Pas grand chose. Et tout à la fois. Chaque mot de Charlie. Chaque bouchée de chaque repas. Chaque rayon de soleil. Chaque rencontre. Chaque pensée. Tous ces livres que je lis pour combler le vide. Toutes ces discussions passionnantes dans les dîners avec nos amis. Toutes les décisions que je prends au travail ou dans l'association de parents d'élèves. Que pourrais-je faire de plus ? Qu'est-ce que véritablement être humain ? Comment faire pour me sentir de nouveau lumineuse ? Qu'est-ce qui me manque ? Rien. S'habitue-t-on au bonheur comme à tout ? A-t-on toujours besoin de tendre vers plus ? Mais vers quoi ?
Peut-être devrais-je me mettre à vendre des glaces à la sortie des écoles les soirs d'hiver. Après tout, ce n'est ni mieux ni moins bien que quoi que ce soit d'autre. Tout est tellement indifférent. Tout ce que je pourrais faire semble tellement cliché. La seule échappatoire est-elle de faire des choses complètement absurdes ? Devrais-je surprendre tout le monde ? Choisir de me teindre les cheveux en vert ? Repeindre les murs de la maison en jaune fluo ? Pourquoi suis-je pris d'une soudaine envie de couleur ? J'ai envie d'imprévu. De fantaisie, oui. J'ai envie de repeindre mon monde. Envie de changer de monde. Et en même temps je n'ai pas envie d'abandonner quoi que ce soit. Je veux garder mon monde. Oui, je ne veux pas renoncer à mon monde au profit d'un monde inconnu qui sentirait comme cette glace. Je veux garder mon monde et y ajouter des senteurs. Mais lesquelles ? Comment ?

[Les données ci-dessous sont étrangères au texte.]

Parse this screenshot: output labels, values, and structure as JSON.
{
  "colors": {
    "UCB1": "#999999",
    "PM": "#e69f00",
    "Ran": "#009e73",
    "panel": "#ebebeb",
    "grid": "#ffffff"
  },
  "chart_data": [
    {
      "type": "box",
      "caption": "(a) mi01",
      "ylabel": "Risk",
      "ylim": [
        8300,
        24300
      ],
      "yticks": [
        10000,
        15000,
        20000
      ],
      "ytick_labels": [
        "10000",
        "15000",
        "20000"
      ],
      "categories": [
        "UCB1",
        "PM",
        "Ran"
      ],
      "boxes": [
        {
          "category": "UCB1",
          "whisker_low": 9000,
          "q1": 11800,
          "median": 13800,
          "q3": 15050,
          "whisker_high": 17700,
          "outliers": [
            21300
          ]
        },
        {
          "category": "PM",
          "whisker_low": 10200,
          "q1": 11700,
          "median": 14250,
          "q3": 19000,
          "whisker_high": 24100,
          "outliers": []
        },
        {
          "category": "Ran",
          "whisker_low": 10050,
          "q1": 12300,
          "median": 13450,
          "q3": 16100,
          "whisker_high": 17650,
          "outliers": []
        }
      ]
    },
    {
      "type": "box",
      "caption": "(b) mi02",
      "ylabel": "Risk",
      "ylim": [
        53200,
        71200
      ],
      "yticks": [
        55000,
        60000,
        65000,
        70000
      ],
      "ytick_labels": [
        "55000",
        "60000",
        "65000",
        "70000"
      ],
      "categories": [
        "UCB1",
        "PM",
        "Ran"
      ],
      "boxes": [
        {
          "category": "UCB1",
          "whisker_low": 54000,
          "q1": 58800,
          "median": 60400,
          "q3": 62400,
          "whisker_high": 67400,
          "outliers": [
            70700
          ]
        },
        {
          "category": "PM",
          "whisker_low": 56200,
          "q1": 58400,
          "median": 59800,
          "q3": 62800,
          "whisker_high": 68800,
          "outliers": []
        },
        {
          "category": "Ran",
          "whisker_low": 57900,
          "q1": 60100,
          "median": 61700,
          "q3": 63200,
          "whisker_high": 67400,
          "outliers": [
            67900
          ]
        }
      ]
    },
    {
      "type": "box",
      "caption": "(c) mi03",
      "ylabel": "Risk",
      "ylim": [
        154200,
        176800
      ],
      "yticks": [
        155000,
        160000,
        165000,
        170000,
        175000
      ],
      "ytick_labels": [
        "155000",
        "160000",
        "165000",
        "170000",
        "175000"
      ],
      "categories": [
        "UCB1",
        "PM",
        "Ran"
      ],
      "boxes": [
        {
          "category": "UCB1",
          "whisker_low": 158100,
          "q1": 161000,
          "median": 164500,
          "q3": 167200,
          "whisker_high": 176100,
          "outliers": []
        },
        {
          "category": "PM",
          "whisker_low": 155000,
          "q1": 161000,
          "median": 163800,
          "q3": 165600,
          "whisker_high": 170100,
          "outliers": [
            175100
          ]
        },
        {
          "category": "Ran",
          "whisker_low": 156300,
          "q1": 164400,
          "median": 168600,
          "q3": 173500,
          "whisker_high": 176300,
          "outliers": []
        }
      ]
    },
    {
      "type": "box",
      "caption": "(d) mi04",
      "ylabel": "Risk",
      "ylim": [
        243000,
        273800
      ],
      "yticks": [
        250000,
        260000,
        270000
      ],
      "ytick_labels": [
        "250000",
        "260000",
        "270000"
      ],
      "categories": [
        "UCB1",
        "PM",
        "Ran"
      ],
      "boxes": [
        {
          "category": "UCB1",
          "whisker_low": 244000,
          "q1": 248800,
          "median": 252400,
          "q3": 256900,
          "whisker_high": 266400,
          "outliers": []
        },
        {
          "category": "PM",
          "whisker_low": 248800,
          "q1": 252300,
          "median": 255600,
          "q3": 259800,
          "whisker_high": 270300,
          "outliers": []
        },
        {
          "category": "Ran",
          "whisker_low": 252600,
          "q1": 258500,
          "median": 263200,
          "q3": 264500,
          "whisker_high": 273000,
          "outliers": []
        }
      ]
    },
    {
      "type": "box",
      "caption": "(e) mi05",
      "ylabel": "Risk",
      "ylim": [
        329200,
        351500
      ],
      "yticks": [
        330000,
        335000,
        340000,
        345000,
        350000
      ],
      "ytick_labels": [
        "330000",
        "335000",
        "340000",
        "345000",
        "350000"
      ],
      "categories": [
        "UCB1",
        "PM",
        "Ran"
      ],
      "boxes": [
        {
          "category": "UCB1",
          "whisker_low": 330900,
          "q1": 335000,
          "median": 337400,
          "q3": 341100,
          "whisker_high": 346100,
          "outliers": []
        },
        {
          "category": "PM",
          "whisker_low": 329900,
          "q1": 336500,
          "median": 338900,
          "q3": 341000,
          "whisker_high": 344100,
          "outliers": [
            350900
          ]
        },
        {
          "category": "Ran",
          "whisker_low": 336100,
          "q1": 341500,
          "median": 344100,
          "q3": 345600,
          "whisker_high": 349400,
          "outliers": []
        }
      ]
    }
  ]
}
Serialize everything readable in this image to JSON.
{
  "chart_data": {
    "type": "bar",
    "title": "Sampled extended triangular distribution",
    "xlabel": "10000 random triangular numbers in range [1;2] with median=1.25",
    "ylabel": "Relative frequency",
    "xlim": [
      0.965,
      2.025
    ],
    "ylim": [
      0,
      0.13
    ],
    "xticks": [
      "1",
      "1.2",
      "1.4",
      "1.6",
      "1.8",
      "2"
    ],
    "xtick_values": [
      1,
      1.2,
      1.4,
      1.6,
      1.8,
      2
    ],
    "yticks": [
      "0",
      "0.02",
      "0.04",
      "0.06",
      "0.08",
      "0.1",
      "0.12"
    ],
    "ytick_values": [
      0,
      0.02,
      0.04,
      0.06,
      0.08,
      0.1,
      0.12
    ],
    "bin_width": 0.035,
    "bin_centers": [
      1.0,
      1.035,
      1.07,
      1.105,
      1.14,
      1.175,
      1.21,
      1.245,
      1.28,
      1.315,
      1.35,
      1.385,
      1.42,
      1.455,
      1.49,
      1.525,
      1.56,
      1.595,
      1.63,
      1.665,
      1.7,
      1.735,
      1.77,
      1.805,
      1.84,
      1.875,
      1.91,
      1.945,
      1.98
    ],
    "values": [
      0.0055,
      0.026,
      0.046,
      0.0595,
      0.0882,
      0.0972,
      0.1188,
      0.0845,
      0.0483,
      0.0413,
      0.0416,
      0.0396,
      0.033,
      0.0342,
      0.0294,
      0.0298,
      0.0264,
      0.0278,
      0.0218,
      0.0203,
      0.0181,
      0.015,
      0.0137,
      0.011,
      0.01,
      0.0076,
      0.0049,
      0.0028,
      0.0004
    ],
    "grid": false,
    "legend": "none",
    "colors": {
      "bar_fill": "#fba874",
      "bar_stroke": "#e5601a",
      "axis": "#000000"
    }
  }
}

J'ai envie de créer. Créer je ne sais quoi. Juste quelque chose qui sorte de l'ordinaire. Envie de faire preuve d'originalité. Envie de me sentir comme les enfants qui sortent de cette école en ce moment. Plein d'enthousiasme à l'idée de ce qui les attend dans les quelques heures qui viennent, tenant à vivre chacune d'elles pleinement. J'ai envie d'être un enfant de nouveau. Envie d'arrêter d'être une adulte responsable répétant chaque jour bien sagement le même planning et faisant chaque chose à la perfection. Serais-je plus heureuse alors ? Je ne sais pas. Je n'en suis pas sûre. Mais peut-être que ça vaut le coup d'essayer.
Mon jean est barbouillé de tâches roses et noires. Je me suis perdue dans un monde de pensées et ma glace a fondu sur moi. Comme la vie a fondu sur moi toutes ces années. Joliment. Mon jean est joli ainsi. Ma vie est jolie ainsi. Charlie sort de l'école et son sourire est radieux. Je veux être radieuse moi aussi. La vie a fondu sur moi, joliment. Et maintenant c'est à moi de la rendre plus jolie encore. Je ne sais pas exactement encore comment. Mais je trouverais bien. Et il m'aidera, ce petit bout de chou devant moi. Je sais que je veux plus que ce que je j'ai. Je veux plus : plus de couleurs, plus de fantaisie, plus de vie. Je ne veux pas me contenter d'attendre que la vie continue de fondre joliment. Je veux plus. Je veux fondre moi-même ma vie. Est-ce que ça veut seulement dire quelque chose ? Je ne suis pas sûre. Je crois que oui. A mes yeux, ça a du sens. Alors je prends ce qu'il reste de ma glace et je l'étale sur le pantalon de mon fils. Mon fils qui réagit en riant, preuve qu'il existe encore de la lumière dans ce monde qui est le mien, et que je peux encore en créer plus, toujours plus.